The days when we truly unite
They are the days, some tragic and some triumphant, that make the “United” in “United States” more than a political slogan.
They are exceedingly rare, these days.
A compelling case can be made that America has experienced just three such days in the past half century.
One of those happened exactly 50 years ago today — Nov. 22, 1963, when President John F. Kennedy was assassinated in Dallas.
On July 20, 1969, the nation again watched, equally transfixed but this time by joy and awe rather than sadness, as Neil Armstrong stepped onto the surface of the moon.
On Sept. 11, 2001, we looked on, incredulous, as the Twin Towers crumpled.
What these days have in common, besides engraving their scenes in our collective memory, is that each almost instantly suppressed the grievances and societal debates that characterize our free society.
We shared, however briefly, an experience that elevated our commonality as Americans above our party affiliations or political beliefs.
We get back to bickering, of course.
This annoys us at times, to be sure.
But would we really prefer a different system?
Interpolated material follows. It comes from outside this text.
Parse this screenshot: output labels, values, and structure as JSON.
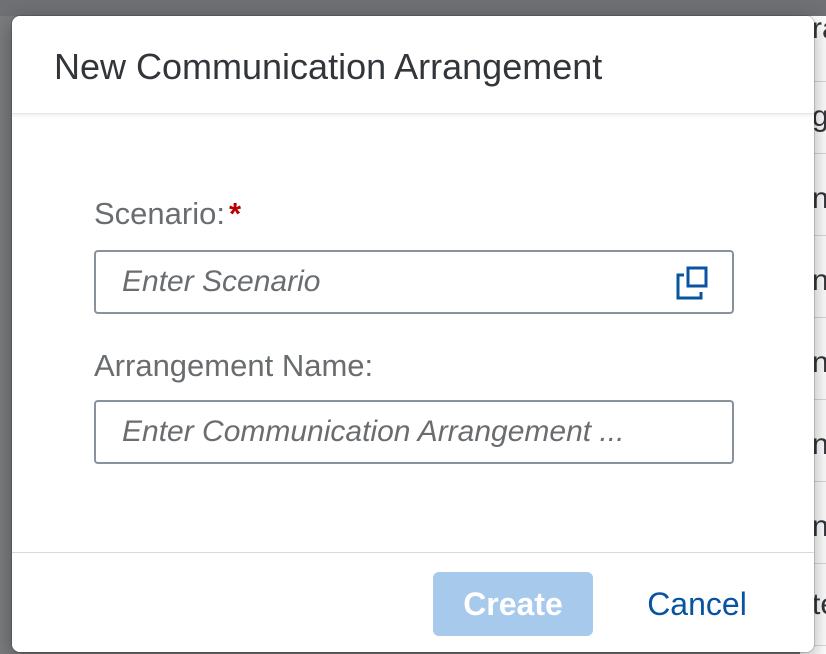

We rail against the seemingly juvenile obstinance in Congress, and wonder why we ever elected these bozos.
But ultimately we appreciate that we can replace the bozos if they finally exceed our patience, that we can influence the direction of our country.
It’s unfortunate that a monumental tragedy sometimes is needed to remind us of these truths.
But on days such as today, when we remember one of these terrible events — one now two generations in our past — perhaps we can muster just a bit of that national unity.
We can resume our important arguments about Obamacare and other matters tomorrow. But for today we ought to celebrate America, and Americans.